E qual tem sido a estratégia compensatória para os jovens a quem se negou o Ensino Médio ou se deu um Ensino Médio precário para inseri-los no mundo da produção, agora já sob o que se denominou “Terceira Revolução Industrial”, em que a ciência é a mola mestra? No início da década de 1940, com o surto de desenvolvimento pela substituição de importações, foram criados o Serviço Nacional de Aprendizagem Industrial (Senai) e o Serviço Nacional de Aprendizagem Comercial (Senac), que ao longo do tempo constituíram-se no Sistema S, hoje com uma dezena de instituições, gerido privadamente com o fundo público compulsório e sem amplo controle da sociedade.

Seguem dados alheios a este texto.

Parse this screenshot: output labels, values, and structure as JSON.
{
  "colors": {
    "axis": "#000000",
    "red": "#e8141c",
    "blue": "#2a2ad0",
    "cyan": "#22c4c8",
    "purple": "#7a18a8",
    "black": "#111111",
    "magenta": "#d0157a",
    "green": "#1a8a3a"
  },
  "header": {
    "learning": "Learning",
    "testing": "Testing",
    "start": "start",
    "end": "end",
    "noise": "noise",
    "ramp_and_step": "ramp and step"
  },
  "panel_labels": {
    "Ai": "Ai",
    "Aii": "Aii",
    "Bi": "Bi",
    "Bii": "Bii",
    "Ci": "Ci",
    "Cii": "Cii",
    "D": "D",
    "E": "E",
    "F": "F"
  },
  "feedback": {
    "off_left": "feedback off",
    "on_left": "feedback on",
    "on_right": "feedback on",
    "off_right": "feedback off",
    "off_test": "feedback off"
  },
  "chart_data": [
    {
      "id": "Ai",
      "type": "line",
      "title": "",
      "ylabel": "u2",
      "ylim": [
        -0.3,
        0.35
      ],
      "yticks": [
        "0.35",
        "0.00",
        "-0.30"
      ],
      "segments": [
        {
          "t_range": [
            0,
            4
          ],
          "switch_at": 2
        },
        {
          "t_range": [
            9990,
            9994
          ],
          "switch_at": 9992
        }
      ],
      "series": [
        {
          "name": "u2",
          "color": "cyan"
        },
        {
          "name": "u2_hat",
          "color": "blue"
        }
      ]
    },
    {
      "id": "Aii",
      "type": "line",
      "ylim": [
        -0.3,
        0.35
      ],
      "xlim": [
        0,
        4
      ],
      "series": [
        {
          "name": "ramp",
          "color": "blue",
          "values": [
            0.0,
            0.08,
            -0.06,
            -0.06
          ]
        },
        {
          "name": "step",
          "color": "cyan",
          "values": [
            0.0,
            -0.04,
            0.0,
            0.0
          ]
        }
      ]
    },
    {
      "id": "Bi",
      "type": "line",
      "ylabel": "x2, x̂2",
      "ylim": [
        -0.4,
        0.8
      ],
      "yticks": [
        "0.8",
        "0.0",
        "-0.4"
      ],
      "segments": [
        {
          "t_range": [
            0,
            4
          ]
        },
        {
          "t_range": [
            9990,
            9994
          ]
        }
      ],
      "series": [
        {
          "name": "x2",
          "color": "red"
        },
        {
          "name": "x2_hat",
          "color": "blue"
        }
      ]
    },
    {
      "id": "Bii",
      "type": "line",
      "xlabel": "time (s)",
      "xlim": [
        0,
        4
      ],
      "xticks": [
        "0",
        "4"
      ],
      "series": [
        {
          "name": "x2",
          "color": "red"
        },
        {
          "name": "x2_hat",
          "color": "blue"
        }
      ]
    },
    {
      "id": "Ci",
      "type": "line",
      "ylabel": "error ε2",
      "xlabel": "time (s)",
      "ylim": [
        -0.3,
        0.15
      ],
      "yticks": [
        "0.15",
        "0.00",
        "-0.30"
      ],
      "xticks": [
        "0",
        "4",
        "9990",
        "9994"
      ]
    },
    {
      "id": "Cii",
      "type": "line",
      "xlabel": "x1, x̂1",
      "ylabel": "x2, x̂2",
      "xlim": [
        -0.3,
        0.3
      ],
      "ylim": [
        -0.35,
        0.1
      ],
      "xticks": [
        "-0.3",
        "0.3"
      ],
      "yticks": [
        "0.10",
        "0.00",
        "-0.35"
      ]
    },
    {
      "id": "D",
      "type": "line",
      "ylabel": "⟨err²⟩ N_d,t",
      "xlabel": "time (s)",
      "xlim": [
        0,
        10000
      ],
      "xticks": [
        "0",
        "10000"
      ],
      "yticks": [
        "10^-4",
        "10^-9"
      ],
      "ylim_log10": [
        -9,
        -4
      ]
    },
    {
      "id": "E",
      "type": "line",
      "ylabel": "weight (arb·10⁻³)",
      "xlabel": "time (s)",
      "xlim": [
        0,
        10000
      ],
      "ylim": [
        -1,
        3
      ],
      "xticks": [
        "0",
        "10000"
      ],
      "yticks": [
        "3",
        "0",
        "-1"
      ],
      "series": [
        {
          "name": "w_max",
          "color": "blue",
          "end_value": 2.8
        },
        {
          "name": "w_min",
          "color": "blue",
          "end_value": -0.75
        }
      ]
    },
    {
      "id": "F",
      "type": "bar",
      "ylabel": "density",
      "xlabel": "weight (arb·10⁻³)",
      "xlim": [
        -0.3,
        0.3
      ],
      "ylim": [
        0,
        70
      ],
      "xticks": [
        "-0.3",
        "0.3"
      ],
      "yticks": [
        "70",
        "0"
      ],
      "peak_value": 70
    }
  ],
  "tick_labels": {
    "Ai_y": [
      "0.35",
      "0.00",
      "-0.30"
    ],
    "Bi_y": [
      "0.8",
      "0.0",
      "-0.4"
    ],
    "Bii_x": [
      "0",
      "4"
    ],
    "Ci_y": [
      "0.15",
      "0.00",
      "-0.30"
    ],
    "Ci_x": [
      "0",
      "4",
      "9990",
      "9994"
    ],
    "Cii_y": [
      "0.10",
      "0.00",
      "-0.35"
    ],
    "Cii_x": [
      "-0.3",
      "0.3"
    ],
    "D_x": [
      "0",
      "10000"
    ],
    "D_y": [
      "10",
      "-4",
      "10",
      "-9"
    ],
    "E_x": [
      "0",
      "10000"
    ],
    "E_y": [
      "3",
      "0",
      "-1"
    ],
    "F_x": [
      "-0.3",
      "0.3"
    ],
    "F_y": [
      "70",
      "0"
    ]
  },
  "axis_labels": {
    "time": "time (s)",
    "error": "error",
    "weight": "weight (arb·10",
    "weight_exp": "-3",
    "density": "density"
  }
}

Um breve retrospecto revela que, em cada ciclo virtuoso de crescimento, o país é surpreendido com falta de mão de obra qualificada. A estratégia é a criação de programas com determinado tempo de duração. No início da década de 1960, criou-se o Programa Intensivo de Formação de Mão de Obra Industrial (Pipmoi), que em seguida foi estendido a todas as áreas da economia, sendo transformado em Programa Intensivo de Formação de Mão de Obra (Pipmo), um programa inicialmente proposto para durar 20 meses e se estendeu por 19 anos. No final da década de 1990 criou-se o Plano Nacional de Formação Profissional (Planfor) e, no início da primeira década do século XXI, o Plano Nacional de Qualificação (PNQ).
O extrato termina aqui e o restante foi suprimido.